На вечереющей лужайке, где ажурные стулья, ждущие дачников, и стол с полосатым куполом, ничком лежала женщина. Распущенные темные волосы, синее платье в белый горошек. Почудилось – в нервном моем переутомлении – Вика. Кажется, я ахнул, больная быстро перевернулась навзничь… Да, сегодня ей гораздо легче, обострение прошло, она смогла искупаться и даже постирать свои ало-зеленые одежки «из вторых рук». Ай да плейбой Вольнов, ай да сукин сын, чудеса творит! А это старое платье Вики, из дачного барахла. Да, да, помню, редкие наши, случайные встречи все помню, – лет пять назад, на подходе к киностудии Горького, возле Мухинской колхозницы с рабочим, она куда-то спешила, я тоже, разошлись, я оглянулся: целеустремленная маленькая фигурка, милый горошек – так и запечатлелось на пленке памяти.

– Я вас в дом отнесу?

– Я уже могу сама… Давайте еще немного в лесу побудем.

Я кивнул, сел на стульчик, на минуту закрыл глаза – в мозгу мельтешенье лиц, слов, сказанных и несказанных, и еще надо приноровиться к новому образу молодой женщины с влажными волосами, как будто вместе с вызывающим нарядом убогой она сбросила прежнюю кожу.

– Самсона видели? Что он говорит?

– Всех видел, все что-то говорят и скрывают, а муженек зреет для полного признания – вот-вот созреет, если с ума не сойдет.

– Значит – он?

– Если б не компьютер (некорректное выключение) – стопроцентно. И помешался он еще в прошлую среду – от «укуса в сердце», так сказать. Впрочем, в воскресенье, может по инерции, выглядел обычным нервным занудой.

– Или заледенелым, – уточнила она. – Убийство – акт, леденящий душу.

– И постепенно «заморозка» оттаивает, хотите вы сказать? Возможно. Это он позвонил мне в 3.15 ночи и сказал ту трансцендентную фразу: «Не ищите мою могилу, ее очень трудно будет найти».

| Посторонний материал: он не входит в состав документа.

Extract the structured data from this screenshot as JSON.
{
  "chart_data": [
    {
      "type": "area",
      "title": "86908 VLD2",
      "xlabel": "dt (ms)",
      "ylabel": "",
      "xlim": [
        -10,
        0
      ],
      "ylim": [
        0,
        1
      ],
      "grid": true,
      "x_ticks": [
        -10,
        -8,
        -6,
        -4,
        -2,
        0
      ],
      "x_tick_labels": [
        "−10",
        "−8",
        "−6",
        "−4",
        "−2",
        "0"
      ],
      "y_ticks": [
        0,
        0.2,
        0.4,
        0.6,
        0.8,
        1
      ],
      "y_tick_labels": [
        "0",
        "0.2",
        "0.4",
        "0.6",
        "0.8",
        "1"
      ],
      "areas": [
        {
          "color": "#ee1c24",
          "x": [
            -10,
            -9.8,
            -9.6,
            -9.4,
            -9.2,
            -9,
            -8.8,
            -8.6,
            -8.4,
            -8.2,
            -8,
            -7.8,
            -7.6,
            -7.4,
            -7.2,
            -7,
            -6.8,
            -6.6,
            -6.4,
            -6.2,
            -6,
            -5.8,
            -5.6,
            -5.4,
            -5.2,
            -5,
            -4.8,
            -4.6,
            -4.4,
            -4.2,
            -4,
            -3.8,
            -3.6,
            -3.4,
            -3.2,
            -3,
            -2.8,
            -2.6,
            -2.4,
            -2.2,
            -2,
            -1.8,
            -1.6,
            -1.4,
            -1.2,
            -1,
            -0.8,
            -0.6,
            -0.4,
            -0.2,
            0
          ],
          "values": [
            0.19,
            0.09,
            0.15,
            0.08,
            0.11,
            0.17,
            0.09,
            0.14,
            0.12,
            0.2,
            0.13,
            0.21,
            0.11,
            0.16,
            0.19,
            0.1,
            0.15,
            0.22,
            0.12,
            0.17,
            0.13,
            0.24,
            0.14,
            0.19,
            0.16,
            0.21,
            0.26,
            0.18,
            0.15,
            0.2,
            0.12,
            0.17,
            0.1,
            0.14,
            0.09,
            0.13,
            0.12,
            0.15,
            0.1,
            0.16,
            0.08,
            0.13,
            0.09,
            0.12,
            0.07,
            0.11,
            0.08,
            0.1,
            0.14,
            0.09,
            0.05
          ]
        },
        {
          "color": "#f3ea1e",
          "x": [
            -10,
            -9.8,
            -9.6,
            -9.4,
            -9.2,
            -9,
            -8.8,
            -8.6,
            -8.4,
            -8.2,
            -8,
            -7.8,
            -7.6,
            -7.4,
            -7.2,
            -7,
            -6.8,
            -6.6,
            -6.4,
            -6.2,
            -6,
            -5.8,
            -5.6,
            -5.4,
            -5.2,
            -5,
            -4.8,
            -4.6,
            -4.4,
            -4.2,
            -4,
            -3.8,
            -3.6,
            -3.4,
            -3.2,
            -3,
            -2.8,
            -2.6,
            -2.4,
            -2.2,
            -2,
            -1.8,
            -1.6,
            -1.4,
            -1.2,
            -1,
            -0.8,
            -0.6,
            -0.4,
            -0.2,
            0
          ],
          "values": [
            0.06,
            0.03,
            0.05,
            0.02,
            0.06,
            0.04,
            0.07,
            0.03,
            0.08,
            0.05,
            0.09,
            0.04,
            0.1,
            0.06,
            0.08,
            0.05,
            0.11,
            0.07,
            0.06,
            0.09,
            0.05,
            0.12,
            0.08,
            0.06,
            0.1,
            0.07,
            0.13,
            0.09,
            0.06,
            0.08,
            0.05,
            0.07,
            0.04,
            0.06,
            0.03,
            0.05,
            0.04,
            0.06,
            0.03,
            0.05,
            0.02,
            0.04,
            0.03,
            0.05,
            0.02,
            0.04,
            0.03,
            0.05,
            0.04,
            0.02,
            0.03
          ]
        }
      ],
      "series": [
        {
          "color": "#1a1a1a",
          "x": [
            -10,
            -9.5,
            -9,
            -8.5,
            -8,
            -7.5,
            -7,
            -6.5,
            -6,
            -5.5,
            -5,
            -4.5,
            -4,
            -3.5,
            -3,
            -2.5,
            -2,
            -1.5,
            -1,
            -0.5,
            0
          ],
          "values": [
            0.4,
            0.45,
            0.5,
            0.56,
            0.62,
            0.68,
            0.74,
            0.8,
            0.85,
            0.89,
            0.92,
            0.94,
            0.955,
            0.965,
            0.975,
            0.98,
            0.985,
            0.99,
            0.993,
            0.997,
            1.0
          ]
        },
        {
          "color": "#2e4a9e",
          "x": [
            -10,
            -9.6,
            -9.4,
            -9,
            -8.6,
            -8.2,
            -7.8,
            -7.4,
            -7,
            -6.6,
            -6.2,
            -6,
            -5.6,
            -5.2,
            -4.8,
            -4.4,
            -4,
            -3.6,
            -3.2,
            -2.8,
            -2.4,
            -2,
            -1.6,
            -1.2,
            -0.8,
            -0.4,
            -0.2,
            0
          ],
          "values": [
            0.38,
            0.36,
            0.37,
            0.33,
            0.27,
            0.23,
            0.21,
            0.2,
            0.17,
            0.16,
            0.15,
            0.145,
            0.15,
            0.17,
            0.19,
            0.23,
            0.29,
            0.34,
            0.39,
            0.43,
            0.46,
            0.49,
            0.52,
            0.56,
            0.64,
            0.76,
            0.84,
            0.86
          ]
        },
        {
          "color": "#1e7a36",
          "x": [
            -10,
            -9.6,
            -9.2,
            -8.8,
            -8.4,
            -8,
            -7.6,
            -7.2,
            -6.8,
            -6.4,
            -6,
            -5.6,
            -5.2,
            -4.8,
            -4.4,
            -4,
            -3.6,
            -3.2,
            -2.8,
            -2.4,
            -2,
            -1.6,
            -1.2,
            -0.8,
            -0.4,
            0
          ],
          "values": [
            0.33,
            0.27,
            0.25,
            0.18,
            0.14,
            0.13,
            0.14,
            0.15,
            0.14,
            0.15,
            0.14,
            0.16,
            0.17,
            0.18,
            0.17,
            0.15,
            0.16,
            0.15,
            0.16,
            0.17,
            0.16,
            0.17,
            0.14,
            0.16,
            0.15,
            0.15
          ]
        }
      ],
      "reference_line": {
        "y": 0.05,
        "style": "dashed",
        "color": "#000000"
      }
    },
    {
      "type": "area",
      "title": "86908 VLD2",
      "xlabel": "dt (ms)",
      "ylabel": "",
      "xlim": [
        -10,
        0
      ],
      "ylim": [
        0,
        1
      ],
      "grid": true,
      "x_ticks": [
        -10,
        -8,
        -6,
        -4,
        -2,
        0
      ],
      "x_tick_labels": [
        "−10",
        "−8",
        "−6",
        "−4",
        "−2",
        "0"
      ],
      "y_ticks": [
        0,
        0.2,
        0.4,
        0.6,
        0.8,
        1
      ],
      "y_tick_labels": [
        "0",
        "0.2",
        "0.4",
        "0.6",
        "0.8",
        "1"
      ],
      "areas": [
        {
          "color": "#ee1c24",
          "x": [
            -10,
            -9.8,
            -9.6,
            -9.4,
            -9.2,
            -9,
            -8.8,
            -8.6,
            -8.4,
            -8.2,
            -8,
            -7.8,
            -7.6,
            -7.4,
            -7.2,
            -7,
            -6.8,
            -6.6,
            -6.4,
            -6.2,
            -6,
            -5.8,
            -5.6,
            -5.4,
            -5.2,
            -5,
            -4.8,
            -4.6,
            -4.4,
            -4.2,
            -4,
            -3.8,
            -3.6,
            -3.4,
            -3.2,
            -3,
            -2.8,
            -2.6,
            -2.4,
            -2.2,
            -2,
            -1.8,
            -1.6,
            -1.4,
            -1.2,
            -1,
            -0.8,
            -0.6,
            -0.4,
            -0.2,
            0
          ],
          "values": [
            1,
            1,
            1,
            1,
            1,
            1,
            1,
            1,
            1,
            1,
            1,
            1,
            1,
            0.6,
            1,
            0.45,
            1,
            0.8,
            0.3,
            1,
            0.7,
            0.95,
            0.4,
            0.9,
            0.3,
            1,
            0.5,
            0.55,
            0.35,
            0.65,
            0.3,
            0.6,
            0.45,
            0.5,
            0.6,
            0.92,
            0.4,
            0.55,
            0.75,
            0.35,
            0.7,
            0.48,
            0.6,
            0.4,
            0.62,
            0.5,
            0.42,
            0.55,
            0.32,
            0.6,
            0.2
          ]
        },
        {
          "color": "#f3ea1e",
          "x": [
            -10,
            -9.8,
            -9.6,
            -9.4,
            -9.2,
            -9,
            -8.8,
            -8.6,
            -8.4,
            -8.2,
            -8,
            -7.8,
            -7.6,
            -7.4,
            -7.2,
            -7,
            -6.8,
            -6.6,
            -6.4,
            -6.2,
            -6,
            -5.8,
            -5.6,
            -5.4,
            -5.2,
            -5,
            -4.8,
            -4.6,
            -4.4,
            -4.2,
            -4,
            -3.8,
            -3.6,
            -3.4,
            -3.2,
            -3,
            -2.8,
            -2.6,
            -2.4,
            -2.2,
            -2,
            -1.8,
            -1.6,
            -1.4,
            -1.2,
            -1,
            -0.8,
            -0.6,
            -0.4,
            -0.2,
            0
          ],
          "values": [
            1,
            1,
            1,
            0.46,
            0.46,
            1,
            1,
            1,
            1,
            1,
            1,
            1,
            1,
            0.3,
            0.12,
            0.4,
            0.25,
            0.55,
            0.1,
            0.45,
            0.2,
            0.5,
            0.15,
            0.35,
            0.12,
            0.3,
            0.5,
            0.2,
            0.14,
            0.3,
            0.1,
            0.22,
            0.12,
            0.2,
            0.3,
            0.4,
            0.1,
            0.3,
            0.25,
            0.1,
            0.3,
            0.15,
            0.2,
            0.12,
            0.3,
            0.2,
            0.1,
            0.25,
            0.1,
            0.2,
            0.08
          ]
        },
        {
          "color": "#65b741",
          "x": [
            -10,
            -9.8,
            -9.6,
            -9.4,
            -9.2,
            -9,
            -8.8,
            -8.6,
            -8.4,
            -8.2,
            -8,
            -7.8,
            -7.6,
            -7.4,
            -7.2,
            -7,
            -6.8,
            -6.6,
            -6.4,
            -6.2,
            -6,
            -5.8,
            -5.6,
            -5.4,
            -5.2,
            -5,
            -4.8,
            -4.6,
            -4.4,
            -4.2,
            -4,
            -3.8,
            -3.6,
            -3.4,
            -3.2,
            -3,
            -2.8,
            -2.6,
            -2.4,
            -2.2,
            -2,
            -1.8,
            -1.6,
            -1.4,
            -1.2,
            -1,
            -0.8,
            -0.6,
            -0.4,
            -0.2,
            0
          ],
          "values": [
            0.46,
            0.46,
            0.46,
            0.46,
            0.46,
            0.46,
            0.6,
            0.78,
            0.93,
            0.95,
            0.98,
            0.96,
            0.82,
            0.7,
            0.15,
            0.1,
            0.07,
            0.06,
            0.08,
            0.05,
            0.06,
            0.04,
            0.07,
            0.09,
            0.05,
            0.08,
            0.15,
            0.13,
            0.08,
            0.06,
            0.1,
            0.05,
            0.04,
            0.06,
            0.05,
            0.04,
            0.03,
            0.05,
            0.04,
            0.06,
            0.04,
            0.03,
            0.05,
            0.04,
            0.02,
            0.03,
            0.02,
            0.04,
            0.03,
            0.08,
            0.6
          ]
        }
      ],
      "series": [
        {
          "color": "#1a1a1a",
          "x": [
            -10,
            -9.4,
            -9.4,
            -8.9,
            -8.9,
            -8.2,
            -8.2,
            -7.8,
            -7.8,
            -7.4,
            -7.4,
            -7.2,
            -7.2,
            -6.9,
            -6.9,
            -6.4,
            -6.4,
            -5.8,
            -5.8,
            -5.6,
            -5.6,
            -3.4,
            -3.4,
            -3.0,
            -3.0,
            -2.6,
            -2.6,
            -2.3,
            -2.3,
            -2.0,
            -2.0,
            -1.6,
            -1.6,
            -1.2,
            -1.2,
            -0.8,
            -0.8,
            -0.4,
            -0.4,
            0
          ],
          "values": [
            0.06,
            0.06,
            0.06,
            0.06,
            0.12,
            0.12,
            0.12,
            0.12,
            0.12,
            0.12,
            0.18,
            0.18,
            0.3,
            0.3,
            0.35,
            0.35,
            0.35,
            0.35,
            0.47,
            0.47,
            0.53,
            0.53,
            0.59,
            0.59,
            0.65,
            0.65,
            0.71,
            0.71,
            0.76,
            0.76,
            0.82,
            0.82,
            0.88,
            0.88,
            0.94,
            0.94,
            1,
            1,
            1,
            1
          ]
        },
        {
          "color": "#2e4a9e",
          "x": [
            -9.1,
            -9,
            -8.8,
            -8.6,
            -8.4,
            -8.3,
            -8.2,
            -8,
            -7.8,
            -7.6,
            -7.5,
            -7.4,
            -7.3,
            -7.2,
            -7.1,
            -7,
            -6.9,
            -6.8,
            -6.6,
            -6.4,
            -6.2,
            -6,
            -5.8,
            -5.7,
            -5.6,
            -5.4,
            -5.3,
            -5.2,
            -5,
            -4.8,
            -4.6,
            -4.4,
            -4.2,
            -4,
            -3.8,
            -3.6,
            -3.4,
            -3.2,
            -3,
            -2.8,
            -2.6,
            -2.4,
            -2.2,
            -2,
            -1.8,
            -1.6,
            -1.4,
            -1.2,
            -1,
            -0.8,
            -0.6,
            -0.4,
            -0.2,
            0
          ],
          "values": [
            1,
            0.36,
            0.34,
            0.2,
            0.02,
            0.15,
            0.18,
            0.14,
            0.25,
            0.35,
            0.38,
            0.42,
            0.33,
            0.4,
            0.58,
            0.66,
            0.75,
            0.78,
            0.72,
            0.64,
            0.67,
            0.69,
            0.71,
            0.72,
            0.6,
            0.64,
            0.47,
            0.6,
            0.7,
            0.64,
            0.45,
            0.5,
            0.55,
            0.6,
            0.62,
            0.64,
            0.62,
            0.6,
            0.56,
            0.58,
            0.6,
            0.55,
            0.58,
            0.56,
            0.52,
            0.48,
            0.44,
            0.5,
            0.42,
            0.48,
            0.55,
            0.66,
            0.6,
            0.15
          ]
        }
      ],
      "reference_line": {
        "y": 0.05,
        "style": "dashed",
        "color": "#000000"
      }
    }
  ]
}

После паузы, которую мы выдержали глаза в глаза, больная пробормотала:

– Конечно… конечно, не Ваня!

– После звонка, весьма вероятно, Самсон отправился в Молчановку.

– Он правда помешанный?

– Без комментариев, как говорится. Самсон подтвердил мою догадку (про святого и императора узнал от Вани), умчался к себе – мы во дворе сидели, – дверь не открыл, затаился.

Танюша сказала сурово:

– Пусть перебесится, за свою шкуру трясется.

– У меня возникло такое же впечатление. «Может, меня хотели убить?» – вот что его тревожит.

– Самсона? Кто хотел?

– На меня покатил: «Ты отвез ее из клуба в Молчановку!» Прозрачный намек: с больной головы на здоровую.

Она свернулась калачиком, изредка вздрагивая.

– Танюша, я не видел их обоих тыщу лет, не бойтесь меня.

– Не вас. Зло. Мы на земле заблокированы злом.

Чтобы вернуть ее на землю, я поинтересовался:

– А почему, собственно, вы так во мне уверены? Я с ума сходил по вашей сестре.

– Не сошли.

Какое-то время мы пристально смотрели друг на друга. Я сказал:

– Самсон придумал план убийства жены и Вани. Есть свидетельство.

– Господи! Он признался?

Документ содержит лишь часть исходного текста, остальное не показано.